"What is a Tax Lien and How does it Affect Me?"
A tax lien is a legal claim against a taxpayer's property for unpaid taxes. It gives the government the right to seize the taxpayer's property in order to satisfy the unpaid tax debt. Tax liens can be filed by federal, state, or local taxing authorities.
Once a tax lien is filed, it can severely impact a person's credit score and ability to obtain credit. The tax lien will appear on the taxpayer's credit report, and any future creditors or lenders will see that the person has a past-due tax obligation.
In addition to affecting credit scores, tax liens can also affect a person's ability to sell or refinance their property. If the government has placed a lien on a property, the lien must be satisfied before the property can be sold. This can delay the sale or cause a potential buyer to withdraw their offer altogether.
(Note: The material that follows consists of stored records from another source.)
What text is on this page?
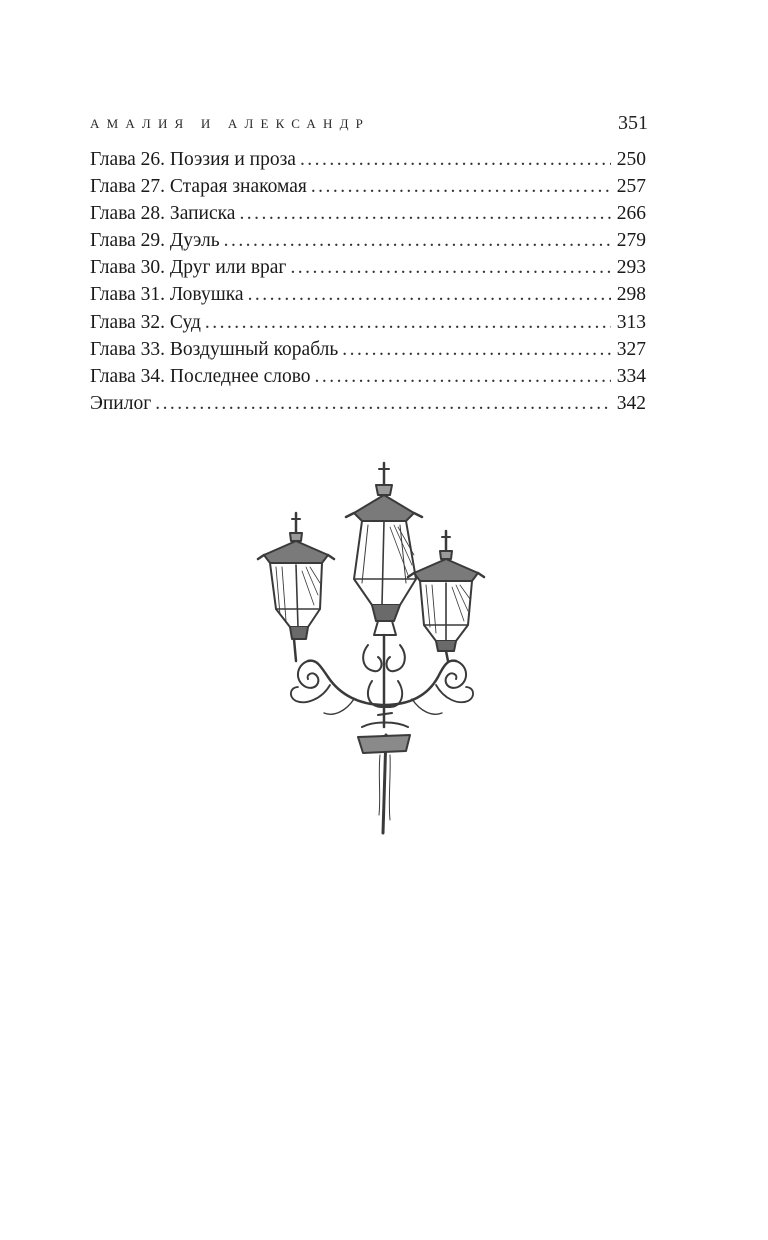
АМАЛИЯ И АЛЕКСАНДР	351
Глава 26. Поэзия и проза . . .	250
Глава 27. Старая знакомая . . .	257
Глава 28. Записка . . .	266
Глава 29. Дуэль . . .	279
Глава 30. Друг или враг . . .	293
Глава 31. Ловушка . . .	298
Глава 32. Суд . . .	313
Глава 33. Воздушный корабль . . .	327
Глава 34. Последнее слово . . .	334
Эпилог . . .	342
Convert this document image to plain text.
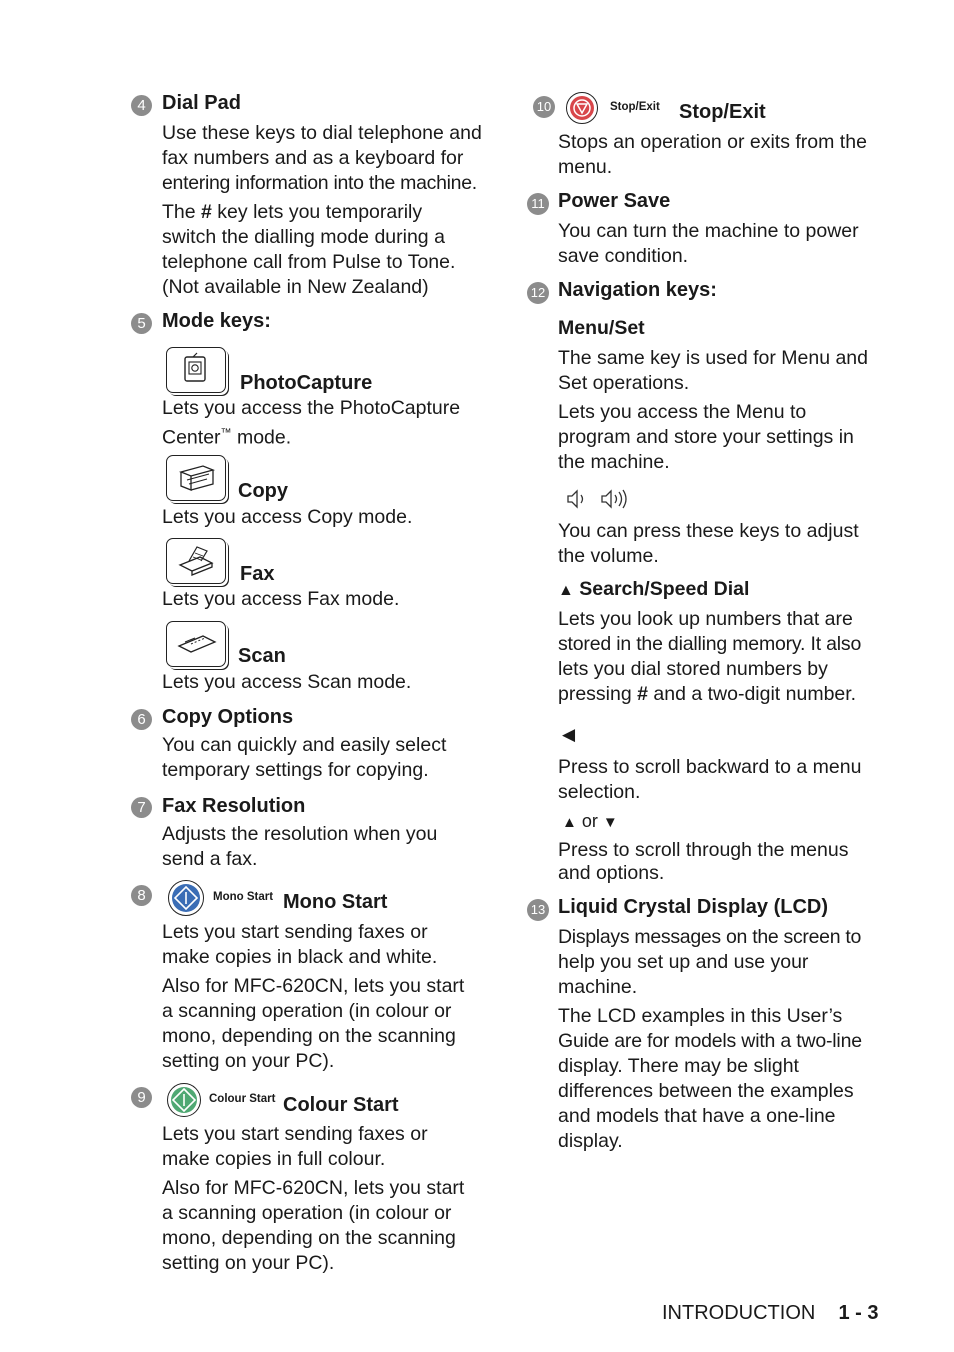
4 Dial Pad
Use these keys to dial telephone and
fax numbers and as a keyboard for
entering information into the machine.
The # key lets you temporarily
switch the dialling mode during a
telephone call from Pulse to Tone.
(Not available in New Zealand)
5 Mode keys:
PhotoCapture
Lets you access the PhotoCapture
Center™ mode.
Copy
Lets you access Copy mode.
Fax
Lets you access Fax mode.
Scan
Lets you access Scan mode.
6 Copy Options
You can quickly and easily select
temporary settings for copying.
7 Fax Resolution
Adjusts the resolution when you
send a fax.
8	Mono Start Mono Start
Lets you start sending faxes or
make copies in black and white.
Also for MFC-620CN, lets you start
a scanning operation (in colour or
mono, depending on the scanning
setting on your PC).
9	Colour Start Colour Start
Lets you start sending faxes or
make copies in full colour.
Also for MFC-620CN, lets you start
a scanning operation (in colour or
mono, depending on the scanning
setting on your PC).
10	Stop/Exit Stop/Exit
Stops an operation or exits from the
menu.
11 Power Save
You can turn the machine to power
save condition.
12 Navigation keys:
Menu/Set
The same key is used for Menu and
Set operations.
Lets you access the Menu to
program and store your settings in
the machine.
You can press these keys to adjust
the volume.
▲ Search/Speed Dial
Lets you look up numbers that are
stored in the dialling memory. It also
lets you dial stored numbers by
pressing # and a two-digit number.
◀
Press to scroll backward to a menu
selection.
▲ or ▼
Press to scroll through the menus
and options.
13 Liquid Crystal Display (LCD)
Displays messages on the screen to
help you set up and use your
machine.
The LCD examples in this User’s
Guide are for models with a two-line
display. There may be slight
differences between the examples
and models that have a one-line
display.
INTRODUCTION 1 - 3
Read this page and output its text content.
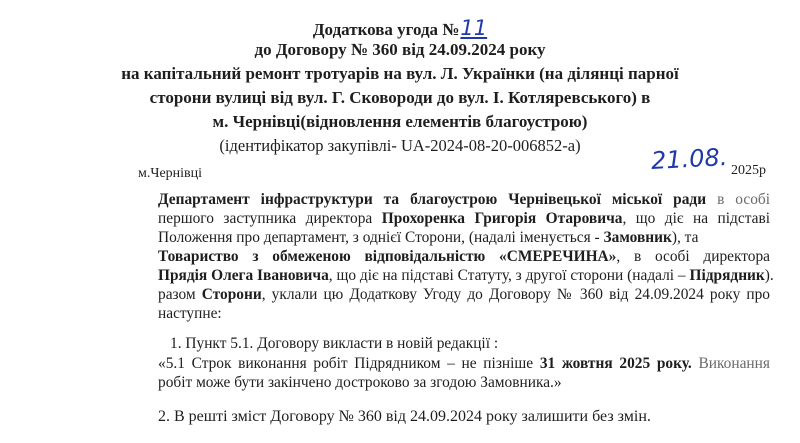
Додаткова угода №11
до Договору № 360 від 24.09.2024 року
на капітальний ремонт тротуарів на вул. Л. Українки (на ділянці парної
сторони вулиці від вул. Г. Сковороди до вул. І. Котляревського) в
м. Чернівці(відновлення елементів благоустрою)
(ідентифікатор закупівлі- UA-2024-08-20-006852-а)
м.Чернівці	21.08. 2025р
Департамент інфраструктури та благоустрою Чернівецької міської ради в особі
першого заступника директора Прохоренка Григорія Отаровича, що діє на підставі
Положення про департамент, з однієї Сторони, (надалі іменується - Замовник), та
Товариство з обмеженою відповідальністю «СМЕРЕЧИНА», в особі директора
Прядія Олега Івановича, що діє на підставі Статуту, з другої сторони (надалі – Підрядник).
разом Сторони, уклали цю Додаткову Угоду до Договору № 360 від 24.09.2024 року про
наступне:
1. Пункт 5.1. Договору викласти в новій редакції :
«5.1 Строк виконання робіт Підрядником – не пізніше 31 жовтня 2025 року. Виконання
робіт може бути закінчено достроково за згодою Замовника.»
2. В решті зміст Договору № 360 від 24.09.2024 року залишити без змін.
If you find yourself facing a tax lien, it is important to take immediate action. Ignoring the lien will only make the situation worse. Depending on the circumstances, options for resolving a tax lien could include negotiating a payment plan with the government, settling the debt for less than the full amount owed, or filing for bankruptcy.
It is important to note that not all tax debts are eligible for bankruptcy discharge, and negotiating with the government can be a complex process. It is highly recommended that you consult with a licensed attorney who specializes in tax law to discuss your options and the potential consequences of each option before taking action.